My rating: 4 of 5 stars
I babysit this five year old boy who can read. One of his favorite books have a main character named Melvin, and for some reason, Phillip pronounces it as "Moovin". Thus, if you see me refer to Melvin as Moovin, well...just go with it.
Thank you, NetGalley and Random House Children's, for this free book to review!
Galileo. Newton. Salk. Oppenheimer.Things I liked:
Science can change the world . . . but can it go too far?
Eleven-year-old Ellie has never liked change. She misses fifth grade. She misses her old best friend. She even misses her dearly departed goldfish. Then one day a strange boy shows up. He’s bossy. He’s cranky. And weirdly enough . . . he looks a lot like Ellie’s grandfather, a scientist who’s always been slightly obsessed with immortality. Could this pimply boy really be Grandpa Melvin? Has he finally found the secret to eternal youth?
1. The characters; namely Ellie, Ben, and Melvin.

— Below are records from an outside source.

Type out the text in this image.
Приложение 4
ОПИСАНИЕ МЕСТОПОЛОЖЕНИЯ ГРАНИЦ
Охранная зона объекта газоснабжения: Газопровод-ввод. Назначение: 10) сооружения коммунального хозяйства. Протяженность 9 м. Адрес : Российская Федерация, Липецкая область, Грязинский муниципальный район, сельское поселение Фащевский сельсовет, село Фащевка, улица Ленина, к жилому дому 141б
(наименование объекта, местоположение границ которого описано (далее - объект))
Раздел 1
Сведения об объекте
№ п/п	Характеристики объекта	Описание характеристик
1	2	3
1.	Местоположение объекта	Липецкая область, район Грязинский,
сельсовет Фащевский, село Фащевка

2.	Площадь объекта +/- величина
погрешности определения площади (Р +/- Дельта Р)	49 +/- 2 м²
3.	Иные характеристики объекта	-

They were funny and enjoyable to read about.
2. Ellie's realization that science can go too far. Not enough people care about the consequences of science. Go Ellie!
Things that were meh:
1. Why did Moovin even need the T. Melvinus after he de-aged? If he thought he wouldn't be able to convince the other scientists at the lab that he had become a kid, then why did he think he could convince the Nobel prize judges (?) about what happened?
2. I expected this book to delve deeper into the ethics part. That's probably just me though, because other reviewers say it's TOO deep.
Would I read other books by Jennifer L. Holm? Maybe. I do love her sharp writing style.